Preschoolers at Holy Name School in Omaha gather around as their teacher, Jessica Grasmick, teaches them about dental health in February. State senators recently visited Holy Name and other Omaha Catholic schools to learn about their education efforts, as part of a push for a scholarship tax credit bill. Visiting the schools in person was eye opening for the senators, said Jeremy Ekeler, associate director of education policy for the Nebraska Catholic Conference. COURTESY PHOTO


Filibuster ends scholarship tax credit bill, but support for legislation keeps growing

Seeing is believing, school choice advocates have learned.

LB364 – a bill that would have provided scholarship opportunities for students from low-income families to attend private schools – was defeated last month after it fell four votes shy of overcoming a filibuster in the state Legislature.

Proponents were disappointed in the outcome, but progress was made, said Jeremy Ekeler, associate director of education policy for the Nebraska Catholic Conference (NCC).

In lobbying and debate, people were persuaded, minds were changed and momentum continued to grow as supporters worked to raise awareness, educate and dispel some myths about the bill and about private and parochial schools, Ekeler said.

Particularly helpful, he said, were tours of several schools coordinated for senators by the NCC and Nebraska Family Alliance, with key help from Sen. Lou Ann Linehan of Elkhorn, who introduced LB364 and made it her priority bill.

The school tours were held in different areas of the state. One in Omaha included Holy Name, Our Lady of Lourdes, Ss. Peter and Paul and the Dual Language Academy.

Overall, “those schools were so impressive,” Ekeler said, that they “changed the way opponents see our schools.”

Sens. Patty Pansing Brooks of Lincoln and Lynne Walz of Fremont, who had adamantly opposed similar measures in previous legislative sessions, didn’t support the filibuster against LB364, but took a more neutral “present not voting” stance, Ekeler said.

“The tours were really important because they showed just how amazing our educators are,” he said. “That changed the narrative for the first time in my years of following” such measures. “A lot of the conversation was about all the great things Catholic and private schools are doing.”

“The narrative change was to one of real respect and admiration for the work of Catholic schools,” he said. “So that was a big change.”

LB364 would have created a tax credit for Nebraskans who donate to nonprofit scholarship funds for private school students from low-income families.

Sen. Justin Wayne of Omaha has had a change of heart on the legislation since he first became a state senator.

His testimony this year before the Legislature on behalf of LB364 gained national attention.

A constituent he talked with likened the potential scholarships to a life preserver being thrown to her son and students like him, Wayne said.

“Every child should have access to a high-quality education, not by chance, not by privilege, but by right,” the senator said.

The student achievement gap in east Omaha, including his northeast Omaha district, has grown over the past 12 years, and for those students the public education system is failing, he said.
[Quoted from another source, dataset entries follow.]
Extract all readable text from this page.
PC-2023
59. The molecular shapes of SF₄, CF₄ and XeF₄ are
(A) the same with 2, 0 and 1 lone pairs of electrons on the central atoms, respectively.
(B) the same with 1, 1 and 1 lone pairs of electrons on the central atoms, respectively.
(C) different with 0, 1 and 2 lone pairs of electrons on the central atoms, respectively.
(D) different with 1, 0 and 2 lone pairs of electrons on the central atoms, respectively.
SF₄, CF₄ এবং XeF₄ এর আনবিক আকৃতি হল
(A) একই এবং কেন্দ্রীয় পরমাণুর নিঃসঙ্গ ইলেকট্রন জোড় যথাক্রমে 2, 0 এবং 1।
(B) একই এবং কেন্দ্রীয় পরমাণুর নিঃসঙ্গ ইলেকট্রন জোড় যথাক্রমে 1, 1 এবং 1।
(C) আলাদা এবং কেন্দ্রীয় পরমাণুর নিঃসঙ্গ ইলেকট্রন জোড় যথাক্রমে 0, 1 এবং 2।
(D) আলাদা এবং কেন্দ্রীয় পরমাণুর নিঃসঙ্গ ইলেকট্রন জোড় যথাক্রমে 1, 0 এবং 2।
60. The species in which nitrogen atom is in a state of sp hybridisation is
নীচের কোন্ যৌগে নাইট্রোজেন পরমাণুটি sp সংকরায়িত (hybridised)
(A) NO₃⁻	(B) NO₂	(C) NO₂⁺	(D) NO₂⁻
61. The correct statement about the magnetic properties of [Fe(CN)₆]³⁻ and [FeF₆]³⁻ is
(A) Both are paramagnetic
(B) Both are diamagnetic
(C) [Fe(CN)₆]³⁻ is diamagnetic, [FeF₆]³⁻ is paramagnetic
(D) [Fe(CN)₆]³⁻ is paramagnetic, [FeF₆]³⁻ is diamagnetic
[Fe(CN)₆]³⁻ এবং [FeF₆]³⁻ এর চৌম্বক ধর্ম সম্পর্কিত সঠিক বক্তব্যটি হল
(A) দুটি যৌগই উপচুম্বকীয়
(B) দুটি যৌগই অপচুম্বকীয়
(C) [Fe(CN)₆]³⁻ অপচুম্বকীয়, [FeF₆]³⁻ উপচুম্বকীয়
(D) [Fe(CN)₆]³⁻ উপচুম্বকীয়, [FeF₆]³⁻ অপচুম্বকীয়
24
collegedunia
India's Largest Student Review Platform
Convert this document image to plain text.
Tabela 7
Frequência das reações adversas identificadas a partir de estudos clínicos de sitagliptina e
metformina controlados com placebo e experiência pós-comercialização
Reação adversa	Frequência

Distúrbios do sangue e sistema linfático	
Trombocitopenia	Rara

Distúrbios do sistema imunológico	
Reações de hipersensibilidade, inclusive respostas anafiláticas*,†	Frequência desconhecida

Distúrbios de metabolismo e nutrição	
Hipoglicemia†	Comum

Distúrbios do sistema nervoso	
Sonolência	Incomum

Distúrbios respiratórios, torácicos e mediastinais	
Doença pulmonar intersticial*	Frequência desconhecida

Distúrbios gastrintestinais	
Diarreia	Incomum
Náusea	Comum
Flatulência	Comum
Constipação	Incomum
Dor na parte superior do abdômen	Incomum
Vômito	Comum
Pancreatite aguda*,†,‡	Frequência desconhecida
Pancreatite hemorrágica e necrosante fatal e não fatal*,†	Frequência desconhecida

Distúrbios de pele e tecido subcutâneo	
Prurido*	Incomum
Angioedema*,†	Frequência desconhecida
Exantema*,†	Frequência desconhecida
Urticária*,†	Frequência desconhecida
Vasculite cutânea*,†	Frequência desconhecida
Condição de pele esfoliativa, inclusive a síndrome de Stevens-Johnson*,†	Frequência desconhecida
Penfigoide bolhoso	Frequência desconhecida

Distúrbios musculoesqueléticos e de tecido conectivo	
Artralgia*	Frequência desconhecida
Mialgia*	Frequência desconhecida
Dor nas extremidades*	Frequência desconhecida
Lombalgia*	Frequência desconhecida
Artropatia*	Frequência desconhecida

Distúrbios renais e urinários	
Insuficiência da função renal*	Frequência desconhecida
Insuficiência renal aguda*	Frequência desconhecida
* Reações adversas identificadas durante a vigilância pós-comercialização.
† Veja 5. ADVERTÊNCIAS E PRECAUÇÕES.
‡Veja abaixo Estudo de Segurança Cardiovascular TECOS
“We shouldn’t criticize parents for wanting something better than the school they’re stuck with,” Wayne said. “I believe that it’s unfair, unjust and just flat out wrong to not give parents a choice.”

Linehan said the legislative defeat was frustrating, but she sees a bigger, brighter picture.

“It’s like climbing a mountain,” she said. “You’ve got to look behind once in a while and see where you started from.”

Adjustments to the legislation will continue to be made to ease concerns of critics and help it advance next year, Linehan said. Those changes might include capping the amount of the tax credit to a specific figure, instead of a percentage, for individuals and for companies, she said.

Under the bill that failed, taxpayers would have received tax credits up to 50% of their yearly tax liability. The state would have capped the total amount to $5 million in tax credits annually.

Linehan said she also plans to try to move the measure out of committee and to full floor debate sooner in the next legislative session, “when people are still in good moods.”

Senators tend to get tired as a session wears on, she said.

More coalition building, through the NCC, Nebraska Family Alliance and other groups, also will help, Linehan said.

“Anytime you’re trying to do something, you have to build a team,” she said. “We have a team, and we just need to add to it and we can get this done.”

Ekeler said seeing the senators’ reactions to visiting Catholic schools has helped him and the NCC sharpen their focus.

“My job going forward is exposing people to the truth – not just combating falsities and lies with a sharp rebuttal,” he said.

Changing minds and votes “is like evangelization, it’s personal. It’s having an encounter that’s heart to heart.”